Gestern Abend nun die Aussprache in der dorfeigenen Disco. Rund 50 Anwohner erschienen, dazu eine lokale Polizeiautorität und ein grimmig dreinschauender Oberbefehlshaber der, nun ja, Streitkräfte. Wer dabei war, bekam einen Eindruck, wie sich das Leben für die Einheimischen jenseits der Wohlfühloase in der vergangenen Woche verändert hat.
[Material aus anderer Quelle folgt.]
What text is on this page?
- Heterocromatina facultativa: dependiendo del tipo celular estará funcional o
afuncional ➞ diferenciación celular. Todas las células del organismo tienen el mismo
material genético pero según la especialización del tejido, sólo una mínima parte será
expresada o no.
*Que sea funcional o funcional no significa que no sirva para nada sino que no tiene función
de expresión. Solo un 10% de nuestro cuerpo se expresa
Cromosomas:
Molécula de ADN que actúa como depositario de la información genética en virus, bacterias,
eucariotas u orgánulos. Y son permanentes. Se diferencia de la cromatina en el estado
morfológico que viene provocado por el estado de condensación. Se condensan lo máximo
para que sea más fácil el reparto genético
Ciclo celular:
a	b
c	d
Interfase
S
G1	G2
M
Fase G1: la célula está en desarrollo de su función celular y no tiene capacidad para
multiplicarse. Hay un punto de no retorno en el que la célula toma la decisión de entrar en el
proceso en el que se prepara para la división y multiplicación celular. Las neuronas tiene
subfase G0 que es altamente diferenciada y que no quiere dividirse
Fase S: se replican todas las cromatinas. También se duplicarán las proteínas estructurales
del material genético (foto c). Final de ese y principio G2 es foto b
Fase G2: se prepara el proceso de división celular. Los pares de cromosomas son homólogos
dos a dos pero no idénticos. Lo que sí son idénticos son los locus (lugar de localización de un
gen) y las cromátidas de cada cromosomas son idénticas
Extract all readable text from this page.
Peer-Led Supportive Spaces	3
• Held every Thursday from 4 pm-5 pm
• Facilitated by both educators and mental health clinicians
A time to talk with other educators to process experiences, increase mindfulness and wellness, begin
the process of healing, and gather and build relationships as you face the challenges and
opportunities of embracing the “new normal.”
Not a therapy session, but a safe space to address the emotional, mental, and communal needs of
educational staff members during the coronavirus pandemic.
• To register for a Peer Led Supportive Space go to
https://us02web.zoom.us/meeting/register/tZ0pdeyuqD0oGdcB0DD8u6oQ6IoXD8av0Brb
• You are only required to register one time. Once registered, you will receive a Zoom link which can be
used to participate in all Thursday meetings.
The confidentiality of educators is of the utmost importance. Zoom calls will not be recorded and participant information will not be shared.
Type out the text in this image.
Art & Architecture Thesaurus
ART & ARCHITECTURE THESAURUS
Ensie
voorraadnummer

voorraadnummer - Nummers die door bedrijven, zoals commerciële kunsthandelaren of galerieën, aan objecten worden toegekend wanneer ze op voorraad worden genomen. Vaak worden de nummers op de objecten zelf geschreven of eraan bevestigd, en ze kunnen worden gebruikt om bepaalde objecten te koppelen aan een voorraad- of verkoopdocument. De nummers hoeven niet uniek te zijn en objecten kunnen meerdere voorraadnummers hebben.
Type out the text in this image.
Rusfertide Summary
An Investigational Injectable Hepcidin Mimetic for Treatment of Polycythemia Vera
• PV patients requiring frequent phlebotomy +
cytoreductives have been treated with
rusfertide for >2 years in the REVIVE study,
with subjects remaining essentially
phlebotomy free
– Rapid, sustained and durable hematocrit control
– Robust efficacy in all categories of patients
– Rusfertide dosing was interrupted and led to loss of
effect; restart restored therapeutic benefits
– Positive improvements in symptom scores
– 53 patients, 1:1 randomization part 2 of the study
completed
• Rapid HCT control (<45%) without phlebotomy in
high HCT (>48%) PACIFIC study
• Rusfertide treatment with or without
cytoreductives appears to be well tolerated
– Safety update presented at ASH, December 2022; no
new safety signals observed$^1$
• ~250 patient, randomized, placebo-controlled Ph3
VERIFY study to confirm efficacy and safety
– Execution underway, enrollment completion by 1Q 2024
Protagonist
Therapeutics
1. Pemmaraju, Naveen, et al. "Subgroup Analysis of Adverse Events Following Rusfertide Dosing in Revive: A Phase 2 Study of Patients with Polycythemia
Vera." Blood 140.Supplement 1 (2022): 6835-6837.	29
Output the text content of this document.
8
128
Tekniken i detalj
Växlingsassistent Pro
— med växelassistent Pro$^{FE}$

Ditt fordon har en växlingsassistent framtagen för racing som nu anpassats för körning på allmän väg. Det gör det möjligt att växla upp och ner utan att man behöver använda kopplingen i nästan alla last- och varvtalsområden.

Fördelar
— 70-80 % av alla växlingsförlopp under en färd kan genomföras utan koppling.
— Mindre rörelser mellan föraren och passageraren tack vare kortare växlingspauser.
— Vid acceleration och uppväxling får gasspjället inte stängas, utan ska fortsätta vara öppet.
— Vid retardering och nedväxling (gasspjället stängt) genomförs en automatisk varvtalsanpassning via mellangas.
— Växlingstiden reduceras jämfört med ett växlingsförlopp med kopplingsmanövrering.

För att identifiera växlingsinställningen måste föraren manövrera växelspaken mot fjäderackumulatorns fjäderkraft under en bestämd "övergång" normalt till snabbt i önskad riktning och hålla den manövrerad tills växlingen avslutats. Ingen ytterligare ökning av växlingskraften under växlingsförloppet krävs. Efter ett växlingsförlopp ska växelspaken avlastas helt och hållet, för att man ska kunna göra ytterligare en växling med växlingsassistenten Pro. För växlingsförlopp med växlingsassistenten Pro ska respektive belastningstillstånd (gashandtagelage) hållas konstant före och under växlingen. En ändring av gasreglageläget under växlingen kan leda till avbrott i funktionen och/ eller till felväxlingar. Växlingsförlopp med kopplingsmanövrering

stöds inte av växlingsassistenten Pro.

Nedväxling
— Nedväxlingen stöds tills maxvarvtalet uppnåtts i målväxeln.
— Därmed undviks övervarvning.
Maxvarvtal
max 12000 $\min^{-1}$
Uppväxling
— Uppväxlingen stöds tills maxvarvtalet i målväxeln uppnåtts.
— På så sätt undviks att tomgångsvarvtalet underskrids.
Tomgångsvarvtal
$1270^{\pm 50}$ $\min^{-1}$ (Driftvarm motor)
Dabei richtet sich der Unmut weniger gegen die Deutschen, sondern gegen die von der brasilianischen Regierung verordneten Maßnahmen zum "Schutz" unserer Mannschaft.

Denn zahlreiche Beschwerden wurden den beiden Sicherheitschefs ruhig, aber eindringlich vorgebracht. Nicht nur die Straßensperre stört nämlich (manche Frau hatte nachts nach der Spätschicht Probleme, wieder in ihr Haus zu gelangen), auch die überhöhte Geschwindigkeit der getarnten Kräfte mit ihre Trucks verärgert. Notfälle, die ein solches Fahrverhalten rechtfertigten, sind schließlich weit und breit nicht zu finden.

Für die Schweizer nur ein lausiger Beamter

Dass die beiden Sheriffs ziemlich nervös an ihrem provisorischen Schreibtisch saßen, offenbarte, dass wohl ein gewisses Unrechtsbewusstsein vorhanden war. Aber natürlich nur bis zu einem gewissen Grad, Militär bleibt Militär. "Lassen Sie das mal unsere Sorge sein, warum wir wie schnell fahren", beschied der Chef der Spezialeinheit etwa knapp.

Dann erklärte er, warum man das deutsche Camp auf einer Insel so hermetisch bewache wie einen atomaren Atomwaffenstützpunkt. Lauter Superstars seien das, von Barcelona, Real, Manchester und so weiter. Die Frage eines Anwohners, warum bei den unweit stationierten Schweizern gerade ein lausiger Beamter Dienst schiebt, wo die Insel einer Festung gleicht, blieb dann aber wohlweislich unbeantwortet. Schweiz bleibt Schweiz, sollte das wohl heißen.

Aber man fand dann eine Lösung und manchmal wurde soger gelächelt. Ab sofort gilt: Jeder darf passieren, wenn er auf der Liste steht und sich ausweist. Alle Namen der Anwohner wurden hierfür aufgenommen. Glücklich sahen die Anwohner dann nicht aus, als sie abzogen, aber zumindest ein bisschen zufriedener.

Die Charmeoffensive des DFB, sie ist auf jeden Fall erst einmal verpufft. Mit der Abreise des Trosses wird sich dann wieder so etwas wie Normalität über das kleine Dorf am großen Strom legen.

Mancher wird es kaum erwarten können.